Un glissement de terrain survenu dimanche 23 août dans une décharge de Conakry, la capitale guinéenne, a fait 30 morts, selon les autorités. De fortes pluies nocturnes ont provoqué l’effondrement d’une importante masse de déchets, ensevelissant des habitations précaires. Les opérations de secours se poursuivaient pour rechercher d’éventuels survivants.
Le drame s’est produit vers 2 heures du matin dans la commune de Gbessia, au quartier Dar-es-Salam, où se trouve la principale décharge à ciel ouvert de Conakry. Selon le gouvernement guinéen, cité par Reuters, les pluies tombées durant la nuit ont entraîné l’effondrement d’un important amas de déchets qui s’est déversé sur les installations situées à proximité. Des tentes, des baraques et plusieurs habitations ont été ensevelies.
Le bilan communiqué par les autorités fait état de 30 décès. Six personnes ont été grièvement blessées et 16 autres ont subi des blessures légères. Des équipes de secours, appuyées par des excavatrices, ont été mobilisées pour dégager les décombres, rechercher d’éventuelles victimes et récupérer les corps. Les autorités ont également annoncé des mesures de prise en charge médicale pour les blessés.
L’effondrement est intervenu quelques jours seulement après l’annonce de la fermeture de cette décharge. La ministre guinéenne de l’Administration du territoire avait indiqué que le site présentait des risques, particulièrement pendant la saison des pluies, et que les déchets devaient être transférés vers un autre emplacement situé en dehors de Conakry. Des habitants vivant aux abords avaient par ailleurs reçu des avis leur demandant de quitter les lieux.

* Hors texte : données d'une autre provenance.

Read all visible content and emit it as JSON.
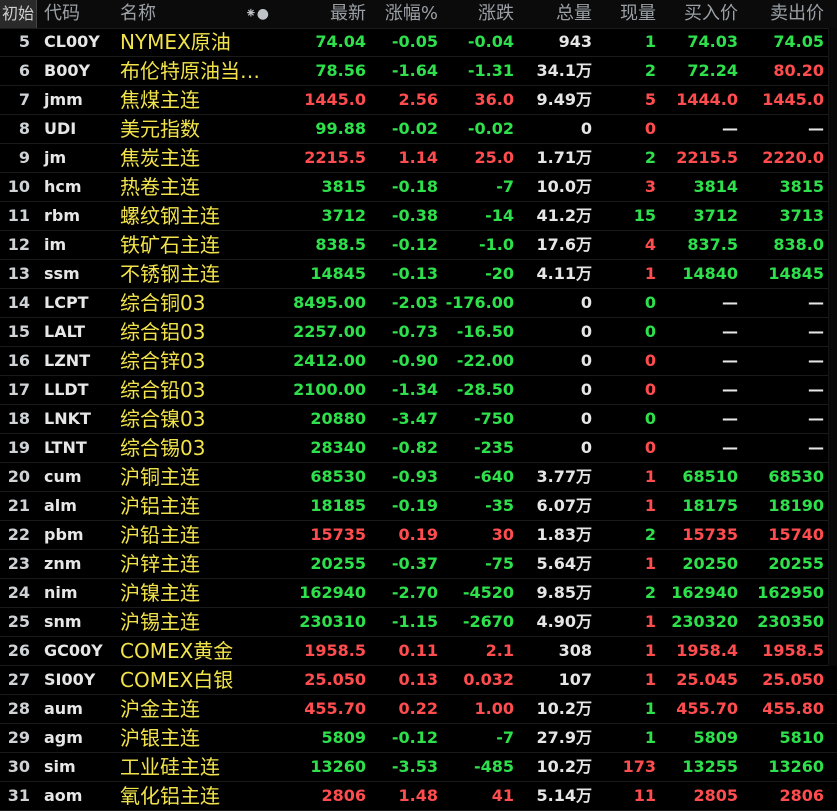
{
  "header": {
    "first_button": "初始",
    "code": "代码",
    "name": "名称",
    "icons": "⁕●",
    "last": "最新",
    "pct": "涨幅%",
    "chg": "涨跌",
    "vol": "总量",
    "now": "现量",
    "bid": "买入价",
    "ask": "卖出价"
  },
  "colors": {
    "up": "#ff4d4f",
    "down": "#2ee04b",
    "flat": "#e6e6e6",
    "name": "#f2e34a"
  },
  "rows": [
    {
      "idx": "5",
      "code": "CL00Y",
      "name": "NYMEX原油",
      "last": "74.04",
      "last_dir": "down",
      "pct": "-0.05",
      "pct_dir": "down",
      "chg": "-0.04",
      "chg_dir": "down",
      "vol": "943",
      "now": "1",
      "now_dir": "down",
      "bid": "74.03",
      "bid_dir": "down",
      "ask": "74.05",
      "ask_dir": "down"
    },
    {
      "idx": "6",
      "code": "B00Y",
      "name": "布伦特原油当…",
      "last": "78.56",
      "last_dir": "down",
      "pct": "-1.64",
      "pct_dir": "down",
      "chg": "-1.31",
      "chg_dir": "down",
      "vol": "34.1万",
      "now": "2",
      "now_dir": "down",
      "bid": "72.24",
      "bid_dir": "down",
      "ask": "80.20",
      "ask_dir": "up"
    },
    {
      "idx": "7",
      "code": "jmm",
      "name": "焦煤主连",
      "last": "1445.0",
      "last_dir": "up",
      "pct": "2.56",
      "pct_dir": "up",
      "chg": "36.0",
      "chg_dir": "up",
      "vol": "9.49万",
      "now": "5",
      "now_dir": "up",
      "bid": "1444.0",
      "bid_dir": "up",
      "ask": "1445.0",
      "ask_dir": "up"
    },
    {
      "idx": "8",
      "code": "UDI",
      "name": "美元指数",
      "last": "99.88",
      "last_dir": "down",
      "pct": "-0.02",
      "pct_dir": "down",
      "chg": "-0.02",
      "chg_dir": "down",
      "vol": "0",
      "now": "0",
      "now_dir": "up",
      "bid": "—",
      "bid_dir": "flat",
      "ask": "—",
      "ask_dir": "flat"
    },
    {
      "idx": "9",
      "code": "jm",
      "name": "焦炭主连",
      "last": "2215.5",
      "last_dir": "up",
      "pct": "1.14",
      "pct_dir": "up",
      "chg": "25.0",
      "chg_dir": "up",
      "vol": "1.71万",
      "now": "2",
      "now_dir": "down",
      "bid": "2215.5",
      "bid_dir": "up",
      "ask": "2220.0",
      "ask_dir": "up"
    },
    {
      "idx": "10",
      "code": "hcm",
      "name": "热卷主连",
      "last": "3815",
      "last_dir": "down",
      "pct": "-0.18",
      "pct_dir": "down",
      "chg": "-7",
      "chg_dir": "down",
      "vol": "10.0万",
      "now": "3",
      "now_dir": "up",
      "bid": "3814",
      "bid_dir": "down",
      "ask": "3815",
      "ask_dir": "down"
    },
    {
      "idx": "11",
      "code": "rbm",
      "name": "螺纹钢主连",
      "last": "3712",
      "last_dir": "down",
      "pct": "-0.38",
      "pct_dir": "down",
      "chg": "-14",
      "chg_dir": "down",
      "vol": "41.2万",
      "now": "15",
      "now_dir": "down",
      "bid": "3712",
      "bid_dir": "down",
      "ask": "3713",
      "ask_dir": "down"
    },
    {
      "idx": "12",
      "code": "im",
      "name": "铁矿石主连",
      "last": "838.5",
      "last_dir": "down",
      "pct": "-0.12",
      "pct_dir": "down",
      "chg": "-1.0",
      "chg_dir": "down",
      "vol": "17.6万",
      "now": "4",
      "now_dir": "up",
      "bid": "837.5",
      "bid_dir": "down",
      "ask": "838.0",
      "ask_dir": "down"
    },
    {
      "idx": "13",
      "code": "ssm",
      "name": "不锈钢主连",
      "last": "14845",
      "last_dir": "down",
      "pct": "-0.13",
      "pct_dir": "down",
      "chg": "-20",
      "chg_dir": "down",
      "vol": "4.11万",
      "now": "1",
      "now_dir": "up",
      "bid": "14840",
      "bid_dir": "down",
      "ask": "14845",
      "ask_dir": "down"
    },
    {
      "idx": "14",
      "code": "LCPT",
      "name": "综合铜03",
      "last": "8495.00",
      "last_dir": "down",
      "pct": "-2.03",
      "pct_dir": "down",
      "chg": "-176.00",
      "chg_dir": "down",
      "vol": "0",
      "now": "0",
      "now_dir": "down",
      "bid": "—",
      "bid_dir": "flat",
      "ask": "—",
      "ask_dir": "flat"
    },
    {
      "idx": "15",
      "code": "LALT",
      "name": "综合铝03",
      "last": "2257.00",
      "last_dir": "down",
      "pct": "-0.73",
      "pct_dir": "down",
      "chg": "-16.50",
      "chg_dir": "down",
      "vol": "0",
      "now": "0",
      "now_dir": "down",
      "bid": "—",
      "bid_dir": "flat",
      "ask": "—",
      "ask_dir": "flat"
    },
    {
      "idx": "16",
      "code": "LZNT",
      "name": "综合锌03",
      "last": "2412.00",
      "last_dir": "down",
      "pct": "-0.90",
      "pct_dir": "down",
      "chg": "-22.00",
      "chg_dir": "down",
      "vol": "0",
      "now": "0",
      "now_dir": "up",
      "bid": "—",
      "bid_dir": "flat",
      "ask": "—",
      "ask_dir": "flat"
    },
    {
      "idx": "17",
      "code": "LLDT",
      "name": "综合铅03",
      "last": "2100.00",
      "last_dir": "down",
      "pct": "-1.34",
      "pct_dir": "down",
      "chg": "-28.50",
      "chg_dir": "down",
      "vol": "0",
      "now": "0",
      "now_dir": "up",
      "bid": "—",
      "bid_dir": "flat",
      "ask": "—",
      "ask_dir": "flat"
    },
    {
      "idx": "18",
      "code": "LNKT",
      "name": "综合镍03",
      "last": "20880",
      "last_dir": "down",
      "pct": "-3.47",
      "pct_dir": "down",
      "chg": "-750",
      "chg_dir": "down",
      "vol": "0",
      "now": "0",
      "now_dir": "down",
      "bid": "—",
      "bid_dir": "flat",
      "ask": "—",
      "ask_dir": "flat"
    },
    {
      "idx": "19",
      "code": "LTNT",
      "name": "综合锡03",
      "last": "28340",
      "last_dir": "down",
      "pct": "-0.82",
      "pct_dir": "down",
      "chg": "-235",
      "chg_dir": "down",
      "vol": "0",
      "now": "0",
      "now_dir": "up",
      "bid": "—",
      "bid_dir": "flat",
      "ask": "—",
      "ask_dir": "flat"
    },
    {
      "idx": "20",
      "code": "cum",
      "name": "沪铜主连",
      "last": "68530",
      "last_dir": "down",
      "pct": "-0.93",
      "pct_dir": "down",
      "chg": "-640",
      "chg_dir": "down",
      "vol": "3.77万",
      "now": "1",
      "now_dir": "up",
      "bid": "68510",
      "bid_dir": "down",
      "ask": "68530",
      "ask_dir": "down"
    },
    {
      "idx": "21",
      "code": "alm",
      "name": "沪铝主连",
      "last": "18185",
      "last_dir": "down",
      "pct": "-0.19",
      "pct_dir": "down",
      "chg": "-35",
      "chg_dir": "down",
      "vol": "6.07万",
      "now": "1",
      "now_dir": "up",
      "bid": "18175",
      "bid_dir": "down",
      "ask": "18190",
      "ask_dir": "down"
    },
    {
      "idx": "22",
      "code": "pbm",
      "name": "沪铅主连",
      "last": "15735",
      "last_dir": "up",
      "pct": "0.19",
      "pct_dir": "up",
      "chg": "30",
      "chg_dir": "up",
      "vol": "1.83万",
      "now": "2",
      "now_dir": "down",
      "bid": "15735",
      "bid_dir": "up",
      "ask": "15740",
      "ask_dir": "up"
    },
    {
      "idx": "23",
      "code": "znm",
      "name": "沪锌主连",
      "last": "20255",
      "last_dir": "down",
      "pct": "-0.37",
      "pct_dir": "down",
      "chg": "-75",
      "chg_dir": "down",
      "vol": "5.64万",
      "now": "1",
      "now_dir": "up",
      "bid": "20250",
      "bid_dir": "down",
      "ask": "20255",
      "ask_dir": "down"
    },
    {
      "idx": "24",
      "code": "nim",
      "name": "沪镍主连",
      "last": "162940",
      "last_dir": "down",
      "pct": "-2.70",
      "pct_dir": "down",
      "chg": "-4520",
      "chg_dir": "down",
      "vol": "9.85万",
      "now": "2",
      "now_dir": "down",
      "bid": "162940",
      "bid_dir": "down",
      "ask": "162950",
      "ask_dir": "down"
    },
    {
      "idx": "25",
      "code": "snm",
      "name": "沪锡主连",
      "last": "230310",
      "last_dir": "down",
      "pct": "-1.15",
      "pct_dir": "down",
      "chg": "-2670",
      "chg_dir": "down",
      "vol": "4.90万",
      "now": "1",
      "now_dir": "up",
      "bid": "230320",
      "bid_dir": "down",
      "ask": "230350",
      "ask_dir": "down"
    },
    {
      "idx": "26",
      "code": "GC00Y",
      "name": "COMEX黄金",
      "last": "1958.5",
      "last_dir": "up",
      "pct": "0.11",
      "pct_dir": "up",
      "chg": "2.1",
      "chg_dir": "up",
      "vol": "308",
      "now": "1",
      "now_dir": "up",
      "bid": "1958.4",
      "bid_dir": "up",
      "ask": "1958.5",
      "ask_dir": "up"
    },
    {
      "idx": "27",
      "code": "SI00Y",
      "name": "COMEX白银",
      "last": "25.050",
      "last_dir": "up",
      "pct": "0.13",
      "pct_dir": "up",
      "chg": "0.032",
      "chg_dir": "up",
      "vol": "107",
      "now": "1",
      "now_dir": "up",
      "bid": "25.045",
      "bid_dir": "up",
      "ask": "25.050",
      "ask_dir": "up"
    },
    {
      "idx": "28",
      "code": "aum",
      "name": "沪金主连",
      "last": "455.70",
      "last_dir": "up",
      "pct": "0.22",
      "pct_dir": "up",
      "chg": "1.00",
      "chg_dir": "up",
      "vol": "10.2万",
      "now": "1",
      "now_dir": "down",
      "bid": "455.70",
      "bid_dir": "up",
      "ask": "455.80",
      "ask_dir": "up"
    },
    {
      "idx": "29",
      "code": "agm",
      "name": "沪银主连",
      "last": "5809",
      "last_dir": "down",
      "pct": "-0.12",
      "pct_dir": "down",
      "chg": "-7",
      "chg_dir": "down",
      "vol": "27.9万",
      "now": "1",
      "now_dir": "down",
      "bid": "5809",
      "bid_dir": "down",
      "ask": "5810",
      "ask_dir": "down"
    },
    {
      "idx": "30",
      "code": "sim",
      "name": "工业硅主连",
      "last": "13260",
      "last_dir": "down",
      "pct": "-3.53",
      "pct_dir": "down",
      "chg": "-485",
      "chg_dir": "down",
      "vol": "10.2万",
      "now": "173",
      "now_dir": "up",
      "bid": "13255",
      "bid_dir": "down",
      "ask": "13260",
      "ask_dir": "down"
    },
    {
      "idx": "31",
      "code": "aom",
      "name": "氧化铝主连",
      "last": "2806",
      "last_dir": "up",
      "pct": "1.48",
      "pct_dir": "up",
      "chg": "41",
      "chg_dir": "up",
      "vol": "5.14万",
      "now": "11",
      "now_dir": "up",
      "bid": "2805",
      "bid_dir": "up",
      "ask": "2806",
      "ask_dir": "up"
    }
  ]
}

Le Premier ministre Amadou Oury Bah s’est rendu sur le site après la catastrophe afin de suivre les opérations et la réponse des services mobilisés. Le gouvernement a appelé la population à rester calme et à respecter les consignes des équipes de secours. La ministre de l’Administration du territoire et de la Décentralisation, Djénabou Touré, a également annoncé que les familles encore présentes dans la zone seraient relogées dans des secteurs jugés plus sûrs.
Cette catastrophe intervient dans un contexte où la gestion des déchets et l’exposition aux risques liés aux pluies constituent des enjeux importants pour les grandes agglomérations ouest-africaines. La Guinée dispose d’importantes ressources minières, notamment de bauxite et de minerai de fer, mais demeure confrontée à des difficultés d’infrastructures et à une pauvreté importante. Selon la Banque mondiale, citée par Reuters, 3,7 millions de personnes sur une population de 15,1 millions vivaient avec moins de 4,20 dollars par jour.
À Conakry, le glissement de terrain a transformé une opération annoncée de fermeture de décharge en catastrophe humaine. Avec 30 morts et plusieurs dizaines de blessés, le bilan souligne surtout l’urgence des opérations de secours et du déplacement des populations exposées. Les recherches se poursuivaient encore après l’effondrement, tandis que les autorités devaient organiser la prise en charge des survivants et des familles touchées.